Margaret has her work cut out for her. She spends a great deal of time on the internal website, looking through reports and budgets. She finds some surprises and new information among the archives. She is excited about this opportunity and becoming a member of this department. She formulates questions to ask them.
She does a mock interview with her friend Marianne, and gets some pointers on answering the questions. She plans her interview outfit as though she were interviewing externally. She wants to look professional.
This time it feels completely different from the last time she had an internal interview. She is mentally ready and feels confident, but knows she is one among several who will be interviewed. She asks good questions and gets input as to how the department works as a team, and what her role would be. The interview goes well.
After the interview she sends a follow up letter outlining what she sees as the challenges and opportunities that she has picked up from the interview. She also offers some reasons why she is a good fit for the department and the position.
Margaret is satisfied that she has put forth her best effort. She has followed the advice given her.
- Use the same preparation techniques that you would for an external job. Research, Practice, and Follow through.
- Know as much as possible about the department and the players involved before you interview.

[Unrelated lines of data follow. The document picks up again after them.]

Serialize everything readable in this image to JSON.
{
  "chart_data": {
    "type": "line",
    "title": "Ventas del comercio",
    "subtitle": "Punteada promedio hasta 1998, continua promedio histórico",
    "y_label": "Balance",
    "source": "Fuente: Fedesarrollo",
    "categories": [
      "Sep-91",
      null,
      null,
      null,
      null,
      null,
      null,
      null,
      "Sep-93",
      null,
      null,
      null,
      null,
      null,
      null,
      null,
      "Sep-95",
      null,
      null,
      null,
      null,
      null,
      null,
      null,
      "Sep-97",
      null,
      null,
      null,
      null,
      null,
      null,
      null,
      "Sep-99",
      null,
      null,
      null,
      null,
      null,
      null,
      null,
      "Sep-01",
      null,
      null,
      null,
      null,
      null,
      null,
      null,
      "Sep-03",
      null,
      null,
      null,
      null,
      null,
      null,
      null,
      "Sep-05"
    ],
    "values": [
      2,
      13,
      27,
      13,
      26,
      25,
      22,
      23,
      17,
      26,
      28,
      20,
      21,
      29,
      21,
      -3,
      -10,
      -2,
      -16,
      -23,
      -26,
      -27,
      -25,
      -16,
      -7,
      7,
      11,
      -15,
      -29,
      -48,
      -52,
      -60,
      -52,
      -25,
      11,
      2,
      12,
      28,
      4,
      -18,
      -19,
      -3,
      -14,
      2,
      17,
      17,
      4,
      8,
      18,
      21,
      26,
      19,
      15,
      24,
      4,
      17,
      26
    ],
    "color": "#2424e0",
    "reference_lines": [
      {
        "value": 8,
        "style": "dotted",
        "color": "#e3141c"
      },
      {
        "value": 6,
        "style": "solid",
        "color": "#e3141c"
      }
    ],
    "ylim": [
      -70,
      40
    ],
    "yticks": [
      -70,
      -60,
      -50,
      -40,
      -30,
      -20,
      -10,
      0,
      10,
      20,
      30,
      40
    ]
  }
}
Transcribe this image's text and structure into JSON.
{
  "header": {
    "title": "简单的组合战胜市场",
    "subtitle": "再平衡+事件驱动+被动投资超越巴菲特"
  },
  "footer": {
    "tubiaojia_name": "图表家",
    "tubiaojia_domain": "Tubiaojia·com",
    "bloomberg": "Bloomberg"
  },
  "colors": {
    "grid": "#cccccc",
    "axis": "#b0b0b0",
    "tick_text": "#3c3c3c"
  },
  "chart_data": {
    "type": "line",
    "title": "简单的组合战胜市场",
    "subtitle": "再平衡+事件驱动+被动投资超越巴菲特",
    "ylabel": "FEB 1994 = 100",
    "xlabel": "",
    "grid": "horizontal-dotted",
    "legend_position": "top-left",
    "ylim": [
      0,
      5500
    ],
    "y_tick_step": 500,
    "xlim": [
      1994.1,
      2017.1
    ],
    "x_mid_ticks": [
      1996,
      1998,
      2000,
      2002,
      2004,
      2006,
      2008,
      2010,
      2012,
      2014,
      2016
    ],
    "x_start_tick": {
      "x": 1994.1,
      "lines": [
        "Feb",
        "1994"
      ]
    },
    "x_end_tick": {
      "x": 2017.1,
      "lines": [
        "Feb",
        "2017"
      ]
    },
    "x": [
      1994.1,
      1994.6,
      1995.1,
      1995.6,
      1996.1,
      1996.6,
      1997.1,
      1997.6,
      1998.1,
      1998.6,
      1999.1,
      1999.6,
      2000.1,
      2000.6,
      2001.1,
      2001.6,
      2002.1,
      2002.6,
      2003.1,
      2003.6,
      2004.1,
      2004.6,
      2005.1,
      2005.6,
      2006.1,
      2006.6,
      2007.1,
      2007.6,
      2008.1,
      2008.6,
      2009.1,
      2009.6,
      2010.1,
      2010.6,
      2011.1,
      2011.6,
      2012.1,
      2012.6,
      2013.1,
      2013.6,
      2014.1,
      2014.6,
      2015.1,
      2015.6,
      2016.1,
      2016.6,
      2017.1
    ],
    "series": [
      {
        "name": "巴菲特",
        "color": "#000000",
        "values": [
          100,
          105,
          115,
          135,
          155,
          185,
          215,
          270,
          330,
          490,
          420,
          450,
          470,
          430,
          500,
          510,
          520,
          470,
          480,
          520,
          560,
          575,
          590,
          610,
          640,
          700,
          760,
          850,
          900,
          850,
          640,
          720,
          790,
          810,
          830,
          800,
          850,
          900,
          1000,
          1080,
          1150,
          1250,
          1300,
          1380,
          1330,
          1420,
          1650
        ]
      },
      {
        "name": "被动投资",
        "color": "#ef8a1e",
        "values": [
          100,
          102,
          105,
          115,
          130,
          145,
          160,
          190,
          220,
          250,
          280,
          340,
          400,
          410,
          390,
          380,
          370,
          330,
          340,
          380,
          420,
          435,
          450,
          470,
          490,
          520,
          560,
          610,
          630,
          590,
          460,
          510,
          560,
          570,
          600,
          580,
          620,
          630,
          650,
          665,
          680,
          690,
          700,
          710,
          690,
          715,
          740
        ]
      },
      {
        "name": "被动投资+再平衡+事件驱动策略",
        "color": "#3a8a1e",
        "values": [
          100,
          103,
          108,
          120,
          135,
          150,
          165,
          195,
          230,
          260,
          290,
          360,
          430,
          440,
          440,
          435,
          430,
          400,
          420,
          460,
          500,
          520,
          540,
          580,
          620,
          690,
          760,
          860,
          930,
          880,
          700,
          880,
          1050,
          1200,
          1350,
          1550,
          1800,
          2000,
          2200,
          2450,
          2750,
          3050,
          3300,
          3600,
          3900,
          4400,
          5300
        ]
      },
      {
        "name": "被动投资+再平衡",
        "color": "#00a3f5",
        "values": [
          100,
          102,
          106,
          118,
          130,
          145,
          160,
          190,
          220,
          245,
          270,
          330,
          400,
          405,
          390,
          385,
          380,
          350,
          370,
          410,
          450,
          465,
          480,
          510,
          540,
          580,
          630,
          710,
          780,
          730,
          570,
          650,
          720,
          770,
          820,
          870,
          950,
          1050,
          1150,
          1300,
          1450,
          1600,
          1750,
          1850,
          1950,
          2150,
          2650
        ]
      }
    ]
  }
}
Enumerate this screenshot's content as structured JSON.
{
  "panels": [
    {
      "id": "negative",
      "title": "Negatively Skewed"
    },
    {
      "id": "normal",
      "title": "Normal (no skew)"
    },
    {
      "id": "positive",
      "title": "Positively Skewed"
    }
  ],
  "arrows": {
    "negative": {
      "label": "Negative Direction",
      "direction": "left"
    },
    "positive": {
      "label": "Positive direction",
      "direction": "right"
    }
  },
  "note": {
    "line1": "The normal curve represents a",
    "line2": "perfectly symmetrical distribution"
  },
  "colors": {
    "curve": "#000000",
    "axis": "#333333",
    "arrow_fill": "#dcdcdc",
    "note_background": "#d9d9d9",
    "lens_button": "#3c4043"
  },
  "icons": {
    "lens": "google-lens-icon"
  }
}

- Don’t assume the job is yours because you have worked for the company for many years. In most cases, you are an applicant to be considered like any other – internal or external.
- Ask questions to make sure this job is for you. Find out about the department morale, and how the department fits into the bigger company picture. What are the challenges and issues this department faces?
- Send a follow up letter just as you would if you were an external applicant. Let them know what added-value you can bring to the department/job.
Margaret is thrilled when they call and offer her the position. Her research, planning, and solicitation of help and support have really paid off.